The recovery since the 2008 crash has not been all that good for a lot of people, particularly those who didn't go to college. More than 70 percent of the new jobs created in that time have gone to people with a bachelor's degree or higher, according to a recent study from Georgetown University's Center on Education and the Workforce.

Meanwhile, workers who only have a high school education or less lost 5.6 million jobs between December 2007 and January 2010, and have only picked up 80,000 jobs in the time since then. That's a lot of people who have been shafted over the last decade, as only 39 percent of Americans have a college degree.

Then we have some economic headwinds to consider, and indications that we might be sliding back into a recession. The unemployment rate keeps dropping, but much of that has to do with the fact that fewer people actually looking for work.

It gets worse. More and more economists are hinting that another financial crisis will happen sooner rather than later. Stanley Druckenmiller, one of the most respected hedge fund managers in the country, is telling investors to sell their holdings and get out of the stock market. And a group of Deutche Bank analysts said last month that there's a 60 percent chance of an America recession in the next 12 months, at least according to a slowdown-predicting metric known as the yield curve.

So that's the long and short of it: for plenty of people the recovery never really happened, and in any event, we might be about to tumble of the cliff again. Who benefits if we do? Trump, probably.

That's because a CNN/ORC poll in late June indicated that 51 percent of voters thought Trump was the best candidate to "handle the economy," versus only 43 percent for Clinton. A Gallup poll earlier that month found the same thing, with a majority of voters saying that a President Trump would be better for the economy.

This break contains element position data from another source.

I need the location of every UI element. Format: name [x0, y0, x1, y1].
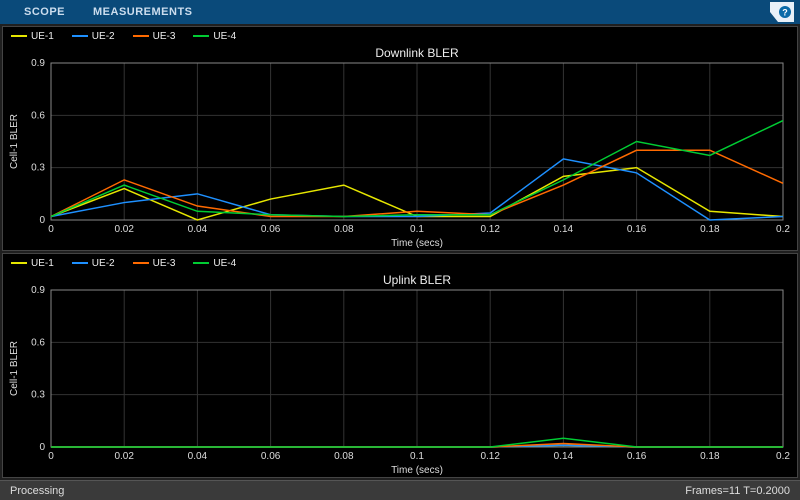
svg-text:0.16: 0.16 [627, 224, 647, 235]
svg-text:0.3: 0.3 [31, 390, 45, 401]
legend-label: UE-2 [92, 258, 115, 269]
help-button[interactable]: ? [770, 2, 794, 22]
svg-text:0.6: 0.6 [31, 110, 45, 121]
toolbar: SCOPE MEASUREMENTS ? [0, 0, 800, 24]
svg-text:Cell-1 BLER: Cell-1 BLER [9, 341, 20, 396]
svg-text:0.1: 0.1 [410, 451, 424, 462]
svg-text:0: 0 [39, 442, 45, 453]
svg-text:0.3: 0.3 [31, 163, 45, 174]
legend-label: UE-4 [213, 258, 236, 269]
svg-text:0.06: 0.06 [261, 224, 281, 235]
status-right: Frames=11 T=0.2000 [685, 485, 790, 497]
legend-item-ue4[interactable]: UE-4 [193, 258, 236, 269]
svg-text:0.06: 0.06 [261, 451, 281, 462]
svg-text:0.9: 0.9 [31, 285, 45, 296]
app-root: SCOPE MEASUREMENTS ? UE-1 UE-2 UE-3 UE-4… [0, 0, 800, 500]
legend-downlink: UE-1 UE-2 UE-3 UE-4 [3, 27, 797, 45]
legend-label: UE-2 [92, 31, 115, 42]
svg-text:0.02: 0.02 [114, 451, 134, 462]
plots-area: UE-1 UE-2 UE-3 UE-4 0 0.02 0.04 0.06 0.08 0.1… [0, 24, 800, 480]
svg-text:0.2: 0.2 [776, 224, 790, 235]
svg-text:0.08: 0.08 [334, 451, 354, 462]
status-left: Processing [10, 485, 64, 497]
panel-uplink: UE-1 UE-2 UE-3 UE-4 0 0.02 0.04 0.06 0.08 0.1… [2, 253, 798, 478]
svg-text:0.18: 0.18 [700, 451, 720, 462]
tab-measurements[interactable]: MEASUREMENTS [79, 0, 207, 24]
svg-text:0: 0 [48, 224, 54, 235]
legend-label: UE-3 [153, 31, 176, 42]
chart-downlink[interactable]: 0 0.02 0.04 0.06 0.08 0.1 0.12 0.14 0.16 0.18 0.2 0… [3, 45, 797, 250]
tab-scope[interactable]: SCOPE [10, 0, 79, 24]
svg-text:0.04: 0.04 [188, 224, 208, 235]
legend-label: UE-1 [31, 31, 54, 42]
svg-text:Time (secs): Time (secs) [391, 238, 443, 249]
legend-item-ue2[interactable]: UE-2 [72, 31, 115, 42]
svg-text:0.16: 0.16 [627, 451, 647, 462]
svg-text:0.2: 0.2 [776, 451, 790, 462]
svg-text:0.9: 0.9 [31, 58, 45, 69]
statusbar: Processing Frames=11 T=0.2000 [0, 480, 800, 500]
legend-item-ue4[interactable]: UE-4 [193, 31, 236, 42]
legend-label: UE-3 [153, 258, 176, 269]
chart-uplink[interactable]: 0 0.02 0.04 0.06 0.08 0.1 0.12 0.14 0.16 0.18 0.2 0… [3, 272, 797, 477]
swatch-icon [133, 262, 149, 264]
svg-text:Cell-1 BLER: Cell-1 BLER [9, 114, 20, 169]
legend-item-ue2[interactable]: UE-2 [72, 258, 115, 269]
svg-text:Uplink BLER: Uplink BLER [383, 273, 451, 287]
legend-uplink: UE-1 UE-2 UE-3 UE-4 [3, 254, 797, 272]
swatch-icon [193, 35, 209, 37]
svg-text:0.1: 0.1 [410, 224, 424, 235]
svg-text:Time (secs): Time (secs) [391, 465, 443, 476]
svg-text:0.08: 0.08 [334, 224, 354, 235]
svg-text:0.04: 0.04 [188, 451, 208, 462]
legend-item-ue3[interactable]: UE-3 [133, 258, 176, 269]
swatch-icon [72, 35, 88, 37]
svg-text:0.12: 0.12 [480, 451, 500, 462]
svg-text:0: 0 [48, 451, 54, 462]
swatch-icon [72, 262, 88, 264]
svg-text:0.02: 0.02 [114, 224, 134, 235]
svg-text:0.12: 0.12 [480, 224, 500, 235]
swatch-icon [133, 35, 149, 37]
svg-text:?: ? [782, 8, 788, 18]
svg-text:Downlink BLER: Downlink BLER [375, 46, 459, 60]
legend-item-ue1[interactable]: UE-1 [11, 258, 54, 269]
legend-item-ue3[interactable]: UE-3 [133, 31, 176, 42]
legend-item-ue1[interactable]: UE-1 [11, 31, 54, 42]
panel-downlink: UE-1 UE-2 UE-3 UE-4 0 0.02 0.04 0.06 0.08 0.1… [2, 26, 798, 251]
legend-label: UE-4 [213, 31, 236, 42]
swatch-icon [11, 35, 27, 37]
svg-text:0.14: 0.14 [554, 224, 574, 235]
swatch-icon [11, 262, 27, 264]
swatch-icon [193, 262, 209, 264]
svg-text:0.6: 0.6 [31, 337, 45, 348]
help-icon: ? [770, 2, 794, 22]
svg-text:0.18: 0.18 [700, 224, 720, 235]
legend-label: UE-1 [31, 258, 54, 269]
svg-text:0: 0 [39, 215, 45, 226]
svg-text:0.14: 0.14 [554, 451, 574, 462]
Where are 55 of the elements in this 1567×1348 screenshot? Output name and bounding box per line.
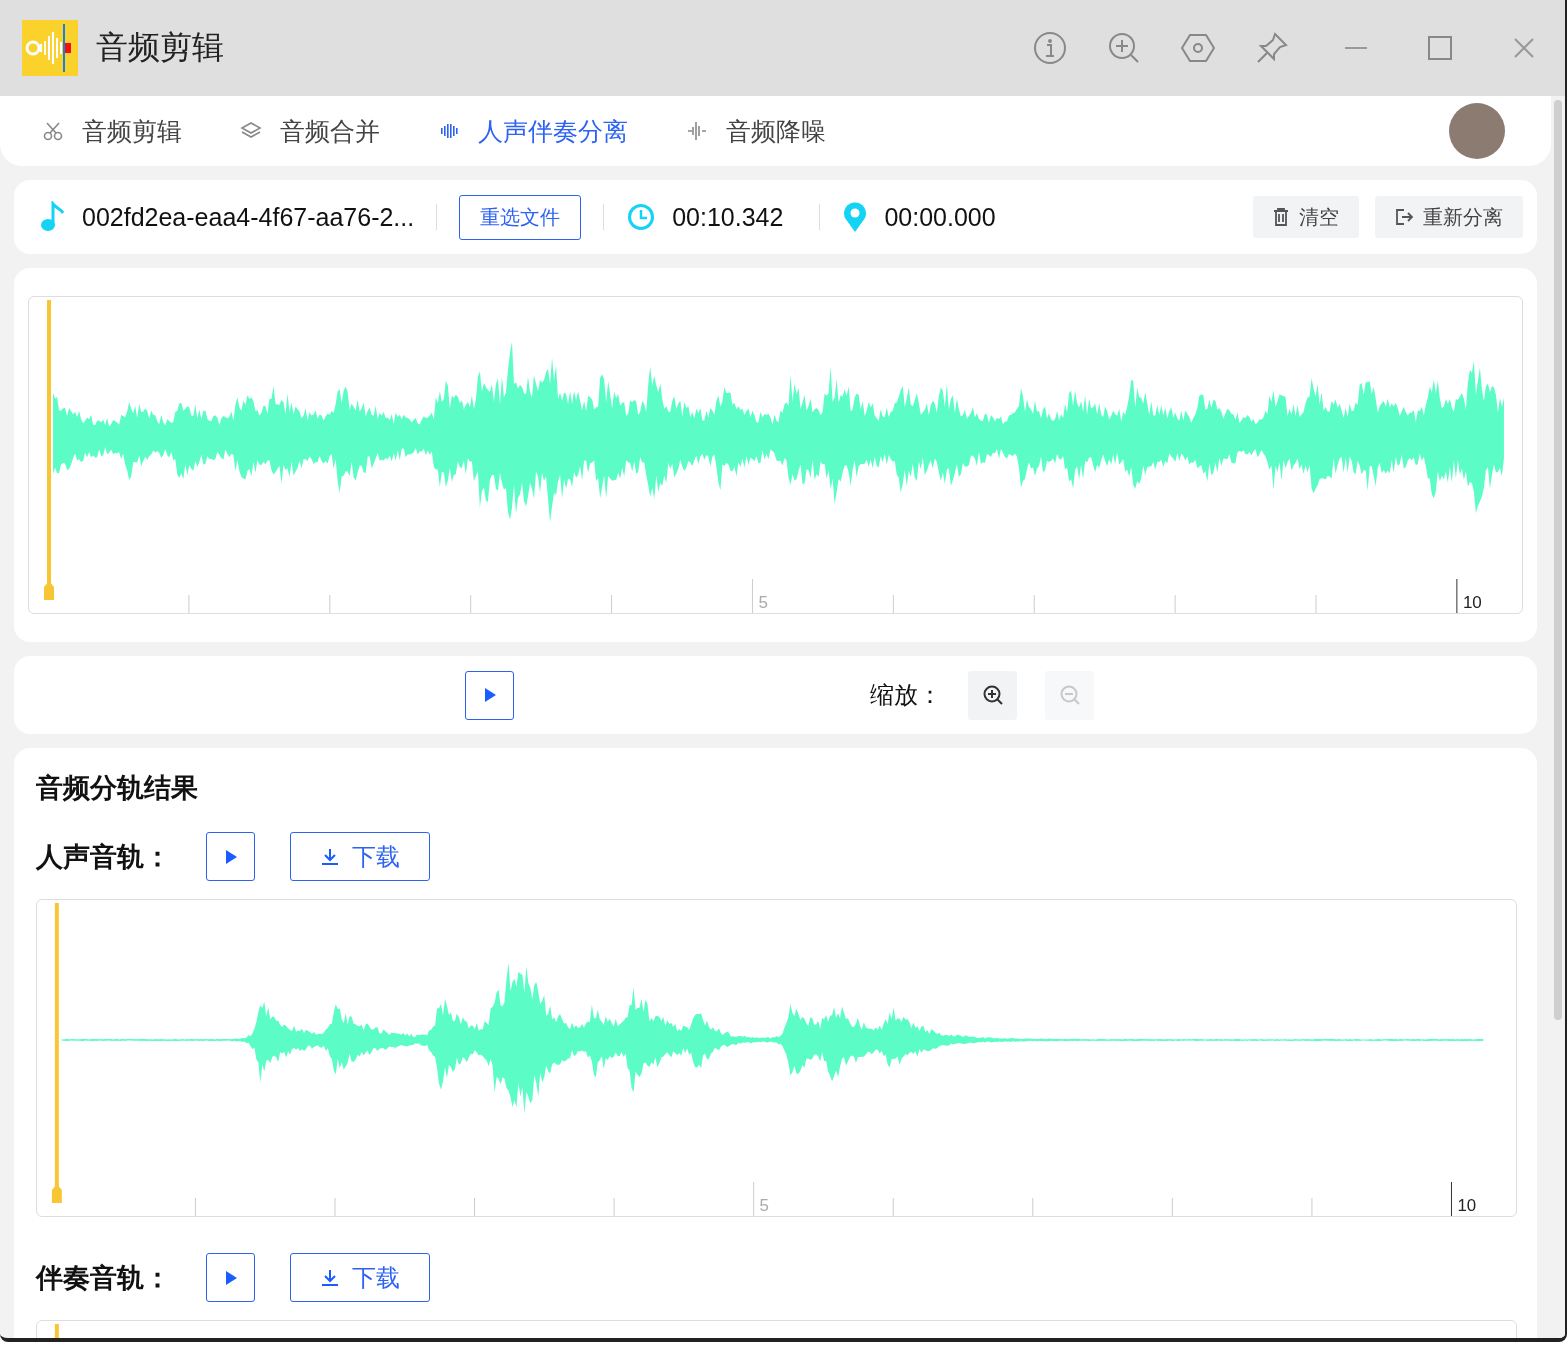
soundwave-icon	[686, 120, 708, 142]
track-label: 伴奏音轨：	[36, 1261, 172, 1295]
tab[interactable]: 音频合并	[240, 114, 380, 148]
zoom-out-icon	[1058, 684, 1081, 706]
zoom-in-icon	[981, 684, 1004, 706]
window-title: 音频剪辑	[96, 28, 224, 67]
tab[interactable]: 人声伴奏分离	[438, 114, 628, 148]
zoom-label: 缩放：	[870, 680, 942, 710]
play-button[interactable]	[206, 832, 255, 881]
position-text: 00:00.000	[884, 202, 996, 232]
avatar-placeholder[interactable]	[1449, 103, 1505, 159]
info-icon	[1033, 31, 1067, 65]
maximize-icon	[1428, 36, 1452, 60]
play-icon	[223, 848, 238, 865]
ruler-label: 5	[758, 593, 768, 612]
track-label: 人声音轨：	[36, 840, 172, 874]
tab[interactable]: 音频剪辑	[42, 114, 182, 148]
settings-icon	[1181, 31, 1215, 65]
close-icon	[1514, 38, 1534, 58]
play-button[interactable]	[206, 1253, 255, 1302]
location-pin-icon	[842, 201, 869, 233]
download-icon	[320, 846, 340, 867]
scrollbar-thumb[interactable]	[1554, 100, 1562, 1020]
tab[interactable]: 音频降噪	[686, 114, 826, 148]
music-note-icon	[40, 201, 66, 233]
info-button[interactable]	[1033, 31, 1067, 65]
zoom-in-button[interactable]	[968, 670, 1017, 720]
results-title: 音频分轨结果	[36, 772, 199, 805]
download-icon	[320, 1267, 340, 1288]
reselect-file-button[interactable]: 重选文件	[459, 194, 582, 240]
pin-button[interactable]	[1255, 31, 1289, 65]
ruler-label: 10	[1457, 1195, 1477, 1215]
clear-button[interactable]: 清空	[1253, 196, 1359, 238]
playhead-handle[interactable]	[54, 1324, 59, 1338]
play-icon	[223, 1269, 238, 1286]
play-icon	[482, 687, 497, 703]
exit-icon	[1395, 208, 1413, 226]
download-button[interactable]: 下载	[290, 832, 430, 881]
app-logo-icon	[22, 20, 78, 76]
minimize-icon	[1345, 47, 1367, 49]
playhead-handle[interactable]	[44, 300, 55, 600]
play-button[interactable]	[465, 670, 514, 720]
settings-button[interactable]	[1181, 31, 1215, 65]
reseparate-button[interactable]: 重新分离	[1375, 196, 1523, 238]
clock-icon	[626, 202, 657, 232]
ruler-label: 10	[1462, 593, 1482, 612]
scissors-icon	[42, 120, 64, 142]
playhead-handle[interactable]	[51, 903, 62, 1203]
ruler-label: 5	[759, 1195, 769, 1215]
zoom-in-icon	[1107, 31, 1141, 65]
download-button[interactable]: 下载	[290, 1253, 430, 1302]
file-name: 002fd2ea-eaa4-4f67-aa76-2...	[82, 202, 415, 232]
trash-icon	[1273, 208, 1289, 226]
pin-icon	[1255, 31, 1289, 65]
duration-text: 00:10.342	[672, 202, 784, 232]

Poll shows Trump ahead in two key states 05:08

It's a truism of American politics that the economy is the single biggest determining factor in how people vote in presidential elections. If they feel the economy is getting better, as they did in 2012, they'll go for the incumbent party. If they don't, they'll go for the opposition. There are exceptions to this, and there is the occasional "foreign policy election" like the one we arguably had in 2004, but in poll after poll, the economy and jobs will top Americans' list of concerns.

Trump gets this, which is why he's always talking about all those jobs he'll create and what a great businessman he is. Clinton, perhaps a bit belatedly, is signaling that she understands this is a problem, and has taken to focusing on Trump's uneven business record, as she did in her Atlantic City speech last week. "He's written a lot of books about business," Clinton said of Trump. "They all seem to end at chapter 11."

It's a solid line, and it earned a laugh from the crowd. Expect her to use it more. But Clinton is a creature of the public sector with an economic message that could be charitably described as scattershot - after all, she's simultaneously trying to win over fans of President Obama's policies, Sanders supporters, and independents worried about shrinking paychecks.

It's a tough problem, and one Trump doesn't have. He can just promise change. Huge, massive, sweeping change. Economists can roll their eyes at his proposals, but how many swing voters are really going to be influenced by some report from a bunch of eggheads at Moody's Analytics?

Trump may be a lot of unlikeable things. But people think he's an accomplished businessman, and he's promised to throw aside the governing consensus when it comes to economics. So if people think the current way of handling the economy isn't working for them, and we could have a lot of people thinking that way come November, they just might turn out for Trump whether they like him or not.

Louisiana governor and sometime felon Edwin Edwards once famously deployed the slogan "Vote for the crook, it's important." Maybe the winning message for Trump is something similar: "Vote for the bigot, he'll get you a job."